Artikel 1.3 lid 1 sub a WNT
“andere dan krachtens publiekrecht ingestelde rechtspersonen, waarvan een orgaan is
bekleed met openbaar gezag, waarbij de uitoefening van dat gezag de kernactiviteit van
de rechtspersoon vormt”
Het gaat hier om rechtspersonen die een publieke taak hebben, doordat er sprake is van openbaar gezag.

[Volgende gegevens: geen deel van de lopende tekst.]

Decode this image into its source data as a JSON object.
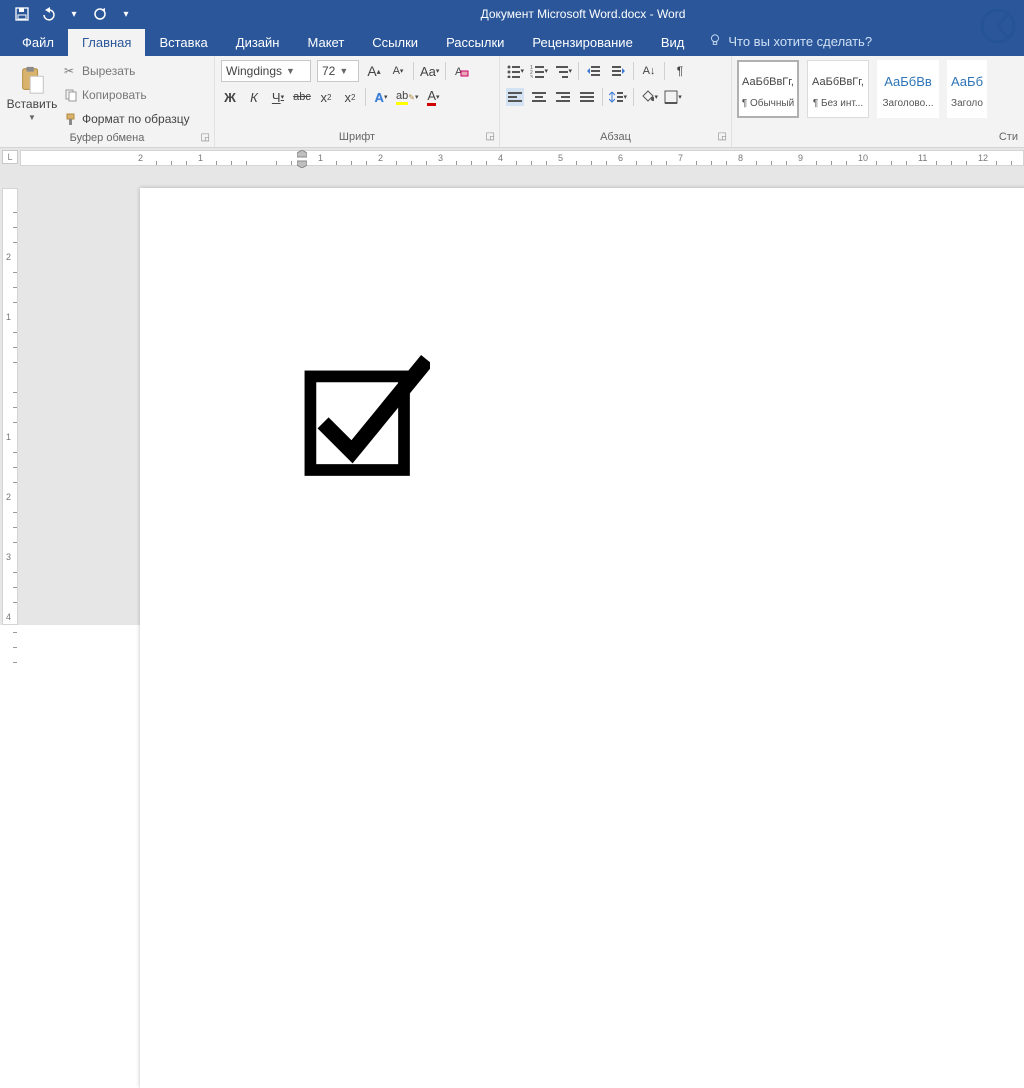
{
  "titlebar": {
    "title": "Документ Microsoft Word.docx - Word"
  },
  "qat": {
    "save": "save",
    "undo": "undo",
    "redo": "redo"
  },
  "tabs": {
    "items": [
      {
        "label": "Файл"
      },
      {
        "label": "Главная"
      },
      {
        "label": "Вставка"
      },
      {
        "label": "Дизайн"
      },
      {
        "label": "Макет"
      },
      {
        "label": "Ссылки"
      },
      {
        "label": "Рассылки"
      },
      {
        "label": "Рецензирование"
      },
      {
        "label": "Вид"
      }
    ],
    "active_index": 1,
    "tell_me": "Что вы хотите сделать?"
  },
  "ribbon": {
    "clipboard": {
      "paste": "Вставить",
      "cut": "Вырезать",
      "copy": "Копировать",
      "format_painter": "Формат по образцу",
      "group_label": "Буфер обмена"
    },
    "font": {
      "name": "Wingdings",
      "size": "72",
      "group_label": "Шрифт",
      "bold": "Ж",
      "italic": "К",
      "underline": "Ч",
      "strike": "abc",
      "subscript": "x₂",
      "superscript": "x²",
      "grow": "A",
      "shrink": "A",
      "case": "Aa",
      "clear": "A",
      "texteffects": "A",
      "highlight": "ab",
      "fontcolor": "A"
    },
    "paragraph": {
      "group_label": "Абзац",
      "pilcrow": "¶"
    },
    "styles": {
      "group_label": "Сти",
      "items": [
        {
          "preview": "АаБбВвГг,",
          "name": "¶ Обычный"
        },
        {
          "preview": "АаБбВвГг,",
          "name": "¶ Без инт..."
        },
        {
          "preview": "АаБбВв",
          "name": "Заголово..."
        },
        {
          "preview": "АаБб",
          "name": "Заголо"
        }
      ],
      "selected_index": 0
    }
  },
  "ruler": {
    "h_ticks": [
      "2",
      "1",
      "",
      "1",
      "2",
      "3",
      "4",
      "5",
      "6",
      "7",
      "8",
      "9",
      "10",
      "11",
      "12"
    ],
    "v_ticks": [
      "",
      "2",
      "1",
      "",
      "1",
      "2",
      "3",
      "4"
    ],
    "corner": "L"
  },
  "document": {
    "content_glyph": "☑",
    "font_px": 96
  },
  "colors": {
    "brand": "#2b579a",
    "ribbon_bg": "#f3f3f3",
    "heading_blue": "#2e74b5"
  }
}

Voorbeelden hiervan zijn bijvoorbeeld De Nederlandscha Bank, de Autoriteit Financiële Markten, fondsen in de zin van art. 1 Wet op het specifiek cultuurbeleid en het CBR (Kamerstukken II 2010/11, 32600, 3, p. 40).

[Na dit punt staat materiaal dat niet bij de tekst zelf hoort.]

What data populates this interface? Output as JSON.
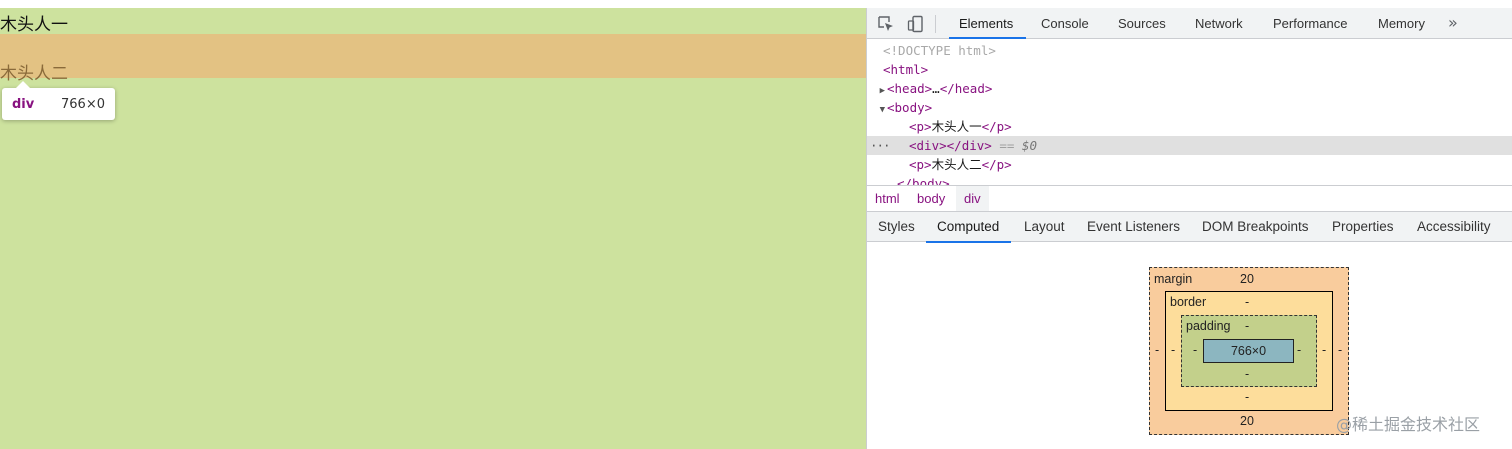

Artikel 1.3 lid 1 sub b WNT
“andere dan krachtens publiekrecht ingestelde rechtspersonen, waarin een orgaan van een in artikel 1.2 genoemde rechtspersoon een of meer leden in het bestuur benoemt of op andere wijze invloed van betekenis heeft op het beheer of beleid, met uitzondering van naamloze en besloten vennootschappen, de Stichting Exploitatie Nederlandse Staatsloterij en de Nationale Stichting tot Exploitatie van Casinospelen in Nederland”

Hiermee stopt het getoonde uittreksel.